Я тупо сидела, обняв колени, покачивалась из стороны в сторону и плакала. Беззвучно, сама для себя. Никто не прейдет, никто не утешет, и мне это было хорошо известно.

- Охренеть! Новое лицо в нашей заднице!- радостно воскликнул женский голос.

Я подняла заплаканное лицо и, сквозь пелену слёз, разглядела крупную, кудрявую женщину, в засаленном халате и резиновых сланцах.

- Я Фаина, - сказала она, протягивая, на удивление гладкую, ухоженную руку, с длинными красными ногтями.

- Вера, - ответила я, слегка сжав её пальцы.

- Откуда же ты, деточка, взялась?- спросила она, проходя в комнату и усаживаясь рядом со мной. Сетка провалилась ещё ниже, так, что можно было ощутить, как сырой холодок щекочет ягодицы.
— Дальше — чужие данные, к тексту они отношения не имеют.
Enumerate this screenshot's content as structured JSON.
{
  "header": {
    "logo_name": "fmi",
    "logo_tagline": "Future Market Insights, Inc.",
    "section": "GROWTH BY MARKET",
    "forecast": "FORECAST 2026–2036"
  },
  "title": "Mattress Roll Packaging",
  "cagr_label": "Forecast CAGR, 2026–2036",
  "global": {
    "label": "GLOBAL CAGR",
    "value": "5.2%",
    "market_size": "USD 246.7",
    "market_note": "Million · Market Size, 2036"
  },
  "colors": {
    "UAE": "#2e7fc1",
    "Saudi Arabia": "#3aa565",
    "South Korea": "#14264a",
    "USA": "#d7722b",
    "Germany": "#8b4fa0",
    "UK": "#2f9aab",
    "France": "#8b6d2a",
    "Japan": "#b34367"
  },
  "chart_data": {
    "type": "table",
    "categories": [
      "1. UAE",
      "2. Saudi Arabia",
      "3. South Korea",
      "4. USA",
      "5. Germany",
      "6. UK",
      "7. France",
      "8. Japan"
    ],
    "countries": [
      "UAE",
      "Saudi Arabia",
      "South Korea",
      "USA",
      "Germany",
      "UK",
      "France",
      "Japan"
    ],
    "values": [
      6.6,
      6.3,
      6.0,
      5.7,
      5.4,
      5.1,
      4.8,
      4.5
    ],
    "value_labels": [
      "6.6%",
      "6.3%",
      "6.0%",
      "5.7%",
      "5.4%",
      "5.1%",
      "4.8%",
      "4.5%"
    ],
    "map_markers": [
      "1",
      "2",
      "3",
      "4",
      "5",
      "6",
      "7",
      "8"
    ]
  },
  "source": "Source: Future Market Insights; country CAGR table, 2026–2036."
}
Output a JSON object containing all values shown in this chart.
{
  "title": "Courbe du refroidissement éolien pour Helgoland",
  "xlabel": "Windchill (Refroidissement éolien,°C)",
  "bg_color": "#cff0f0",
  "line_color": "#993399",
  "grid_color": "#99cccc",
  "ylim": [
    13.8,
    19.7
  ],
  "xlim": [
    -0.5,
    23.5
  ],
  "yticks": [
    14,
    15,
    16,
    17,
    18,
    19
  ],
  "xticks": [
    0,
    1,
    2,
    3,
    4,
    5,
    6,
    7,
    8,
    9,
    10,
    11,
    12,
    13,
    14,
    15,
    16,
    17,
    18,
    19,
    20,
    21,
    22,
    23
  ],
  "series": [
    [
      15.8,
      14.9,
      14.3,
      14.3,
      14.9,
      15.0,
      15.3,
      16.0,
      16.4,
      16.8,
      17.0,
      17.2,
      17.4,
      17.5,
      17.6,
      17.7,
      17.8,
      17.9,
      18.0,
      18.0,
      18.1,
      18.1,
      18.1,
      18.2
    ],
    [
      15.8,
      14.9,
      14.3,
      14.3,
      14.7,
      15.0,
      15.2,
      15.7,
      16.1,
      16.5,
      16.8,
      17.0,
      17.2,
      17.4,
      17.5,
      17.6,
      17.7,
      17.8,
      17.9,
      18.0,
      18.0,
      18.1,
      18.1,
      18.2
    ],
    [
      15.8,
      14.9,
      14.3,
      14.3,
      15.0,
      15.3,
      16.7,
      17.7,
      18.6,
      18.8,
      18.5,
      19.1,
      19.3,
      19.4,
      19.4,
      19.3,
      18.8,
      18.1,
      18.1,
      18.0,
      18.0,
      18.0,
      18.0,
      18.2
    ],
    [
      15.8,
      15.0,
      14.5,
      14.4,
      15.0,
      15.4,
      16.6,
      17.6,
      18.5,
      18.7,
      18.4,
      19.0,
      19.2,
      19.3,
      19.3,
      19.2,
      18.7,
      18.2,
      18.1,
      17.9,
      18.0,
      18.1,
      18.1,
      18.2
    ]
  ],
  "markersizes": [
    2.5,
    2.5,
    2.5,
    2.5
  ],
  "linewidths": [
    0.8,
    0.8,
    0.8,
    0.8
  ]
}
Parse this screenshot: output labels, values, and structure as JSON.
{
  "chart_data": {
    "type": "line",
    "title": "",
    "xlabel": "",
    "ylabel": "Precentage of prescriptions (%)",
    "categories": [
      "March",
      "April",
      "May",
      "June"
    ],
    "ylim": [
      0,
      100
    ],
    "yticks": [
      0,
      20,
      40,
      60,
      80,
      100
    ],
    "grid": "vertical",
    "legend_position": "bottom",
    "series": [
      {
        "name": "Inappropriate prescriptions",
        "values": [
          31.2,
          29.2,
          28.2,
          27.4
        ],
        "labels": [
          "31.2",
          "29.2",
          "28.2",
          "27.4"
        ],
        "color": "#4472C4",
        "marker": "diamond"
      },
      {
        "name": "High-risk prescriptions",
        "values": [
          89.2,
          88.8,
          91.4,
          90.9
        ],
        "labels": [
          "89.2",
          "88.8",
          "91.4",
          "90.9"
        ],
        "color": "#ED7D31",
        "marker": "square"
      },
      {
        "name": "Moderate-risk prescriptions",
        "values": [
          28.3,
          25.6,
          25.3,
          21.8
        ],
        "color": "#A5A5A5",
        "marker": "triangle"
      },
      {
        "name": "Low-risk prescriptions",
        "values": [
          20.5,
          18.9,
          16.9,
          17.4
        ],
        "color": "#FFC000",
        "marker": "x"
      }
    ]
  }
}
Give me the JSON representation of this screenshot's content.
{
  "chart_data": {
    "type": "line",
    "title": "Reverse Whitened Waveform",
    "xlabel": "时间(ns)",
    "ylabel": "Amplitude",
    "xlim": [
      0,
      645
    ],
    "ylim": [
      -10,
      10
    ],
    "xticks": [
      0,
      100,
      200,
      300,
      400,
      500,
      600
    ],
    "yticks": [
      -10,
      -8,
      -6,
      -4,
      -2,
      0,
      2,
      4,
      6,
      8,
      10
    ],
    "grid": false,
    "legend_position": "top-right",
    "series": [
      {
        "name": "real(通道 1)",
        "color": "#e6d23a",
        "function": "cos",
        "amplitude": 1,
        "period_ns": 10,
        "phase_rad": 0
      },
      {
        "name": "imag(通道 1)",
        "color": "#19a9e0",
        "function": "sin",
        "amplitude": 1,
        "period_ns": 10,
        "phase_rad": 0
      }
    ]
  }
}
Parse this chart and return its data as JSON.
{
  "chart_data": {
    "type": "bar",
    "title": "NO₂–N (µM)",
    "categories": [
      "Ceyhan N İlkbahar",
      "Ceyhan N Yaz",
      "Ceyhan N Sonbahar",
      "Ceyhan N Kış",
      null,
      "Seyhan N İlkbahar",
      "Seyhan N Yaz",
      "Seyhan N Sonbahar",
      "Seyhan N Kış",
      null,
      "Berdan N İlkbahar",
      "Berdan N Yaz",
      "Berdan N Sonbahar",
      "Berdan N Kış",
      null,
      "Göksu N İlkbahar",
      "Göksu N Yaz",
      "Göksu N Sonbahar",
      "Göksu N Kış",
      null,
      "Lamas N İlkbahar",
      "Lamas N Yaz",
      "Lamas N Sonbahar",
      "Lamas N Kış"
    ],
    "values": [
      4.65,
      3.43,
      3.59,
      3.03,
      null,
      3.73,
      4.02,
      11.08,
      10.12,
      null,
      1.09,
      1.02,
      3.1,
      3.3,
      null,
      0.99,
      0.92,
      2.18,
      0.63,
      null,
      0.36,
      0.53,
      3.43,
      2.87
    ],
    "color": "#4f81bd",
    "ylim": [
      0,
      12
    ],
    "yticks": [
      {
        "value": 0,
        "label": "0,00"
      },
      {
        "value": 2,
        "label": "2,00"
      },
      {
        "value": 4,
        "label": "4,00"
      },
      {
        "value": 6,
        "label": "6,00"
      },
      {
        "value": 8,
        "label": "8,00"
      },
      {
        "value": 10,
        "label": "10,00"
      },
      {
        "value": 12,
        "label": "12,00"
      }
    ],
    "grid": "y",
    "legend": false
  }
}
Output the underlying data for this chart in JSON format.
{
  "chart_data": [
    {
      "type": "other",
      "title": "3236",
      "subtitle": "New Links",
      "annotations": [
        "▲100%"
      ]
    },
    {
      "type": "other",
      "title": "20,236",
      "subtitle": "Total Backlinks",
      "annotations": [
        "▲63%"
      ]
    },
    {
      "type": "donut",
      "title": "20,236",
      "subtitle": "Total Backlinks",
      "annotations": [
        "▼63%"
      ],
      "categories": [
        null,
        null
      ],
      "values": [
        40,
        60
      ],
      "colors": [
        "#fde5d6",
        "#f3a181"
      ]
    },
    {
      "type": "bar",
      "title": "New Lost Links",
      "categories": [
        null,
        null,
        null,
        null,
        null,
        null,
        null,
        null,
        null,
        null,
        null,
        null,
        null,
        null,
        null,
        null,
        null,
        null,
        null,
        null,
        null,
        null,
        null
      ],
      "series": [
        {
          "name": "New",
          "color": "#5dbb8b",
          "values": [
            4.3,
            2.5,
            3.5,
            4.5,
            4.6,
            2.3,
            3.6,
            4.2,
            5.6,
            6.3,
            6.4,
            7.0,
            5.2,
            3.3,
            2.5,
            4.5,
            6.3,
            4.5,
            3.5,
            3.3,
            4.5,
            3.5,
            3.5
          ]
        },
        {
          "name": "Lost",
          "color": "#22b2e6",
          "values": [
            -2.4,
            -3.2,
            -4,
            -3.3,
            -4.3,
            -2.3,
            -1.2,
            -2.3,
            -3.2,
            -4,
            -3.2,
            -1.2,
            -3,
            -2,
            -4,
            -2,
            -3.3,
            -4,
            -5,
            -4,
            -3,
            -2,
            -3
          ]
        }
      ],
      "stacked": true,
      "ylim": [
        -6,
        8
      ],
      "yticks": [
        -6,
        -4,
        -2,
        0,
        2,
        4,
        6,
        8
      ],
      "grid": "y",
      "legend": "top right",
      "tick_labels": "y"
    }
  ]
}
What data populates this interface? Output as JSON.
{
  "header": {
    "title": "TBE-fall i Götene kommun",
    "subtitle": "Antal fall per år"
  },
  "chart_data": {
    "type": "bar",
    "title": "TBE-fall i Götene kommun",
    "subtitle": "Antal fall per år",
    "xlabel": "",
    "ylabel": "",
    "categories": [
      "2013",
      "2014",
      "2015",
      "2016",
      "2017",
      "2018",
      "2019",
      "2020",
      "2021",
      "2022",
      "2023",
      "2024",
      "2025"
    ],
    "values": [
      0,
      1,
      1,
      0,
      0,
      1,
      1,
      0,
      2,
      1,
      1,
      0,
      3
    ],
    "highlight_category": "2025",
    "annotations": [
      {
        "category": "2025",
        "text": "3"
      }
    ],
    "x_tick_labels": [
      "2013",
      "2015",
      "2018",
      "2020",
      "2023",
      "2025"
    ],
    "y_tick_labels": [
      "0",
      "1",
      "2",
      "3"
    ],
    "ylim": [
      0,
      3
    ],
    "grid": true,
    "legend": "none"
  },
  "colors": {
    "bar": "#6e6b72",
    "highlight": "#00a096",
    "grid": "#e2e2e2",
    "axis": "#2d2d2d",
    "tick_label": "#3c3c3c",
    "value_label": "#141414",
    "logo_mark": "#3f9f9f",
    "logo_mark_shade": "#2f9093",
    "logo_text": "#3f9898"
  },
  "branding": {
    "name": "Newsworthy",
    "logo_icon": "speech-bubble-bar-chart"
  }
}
- Из Новой Казани, там детский дом, может знаете?

- Всё понятно, - ответила Фаина, больше не желая вдаваться в подробности моей биографии. – Не реви, и здесь можно жить.

Не знаю, что бы я делала без Фаины. Эта женщина появилась в тот момент, как ангел спасения. Именно она привела меня на общую кухню, познакомив с остальными обитателями общаги. Именно она объяснила, что в душ лучше всего ходить ближе к пяти часам вечера, либо рано утром, иначе, можно нарваться на пьяного Семёныча со товарищами, охочего за женским телом. Именно она где-то раздобыла для меня старый, пожелтевший матрас на мою кровать и не менее старую перьевую подушку, помогла заклеить окна в комнате, и даже, соорудила что-то на подобие штор, из линялой тряпицы. А главное, познакомила меня с главной особенностью этого города – очередями за маслом, творогом и салом. Эти продукты продавались с машины, приезжающей к определённому месту. Конечно, их можно было купить и в любом магазине, но стоимость их была баснословной. Я бы за такие деньги могла приобрести хорошие сапоги или поужинать в дорогом ресторане. Фаина крепко держала меня под руку, так стояли многие. Мужья придерживали своих жён, сыновья престарелых матерей, даже некоторые парни, совершенно не стесняясь стояли, прижавшись друг к другу. С начала, мне показалось это странным, но потом, когда машина с продуктами подъехала, всё сразу же стало ясно. Не успел небольшой фургончик заглушить мотор, как толпа ринулась вперёд. Мороз нещадно кусал щёки, пробирался, за ворот куртки, ноги скользили, грозясь опрокинуть моё тело наземь. И, если бы не Фаина, поддерживающая меня, то я была бы раздавлена озверевшей толпой. Одиночки пытались прорваться вперёд, но толпа, создавшая стену из своих спин, была плотной, не пролезешь. Люди двигались быстро, напирали сзади, кричали толкая друг-друга.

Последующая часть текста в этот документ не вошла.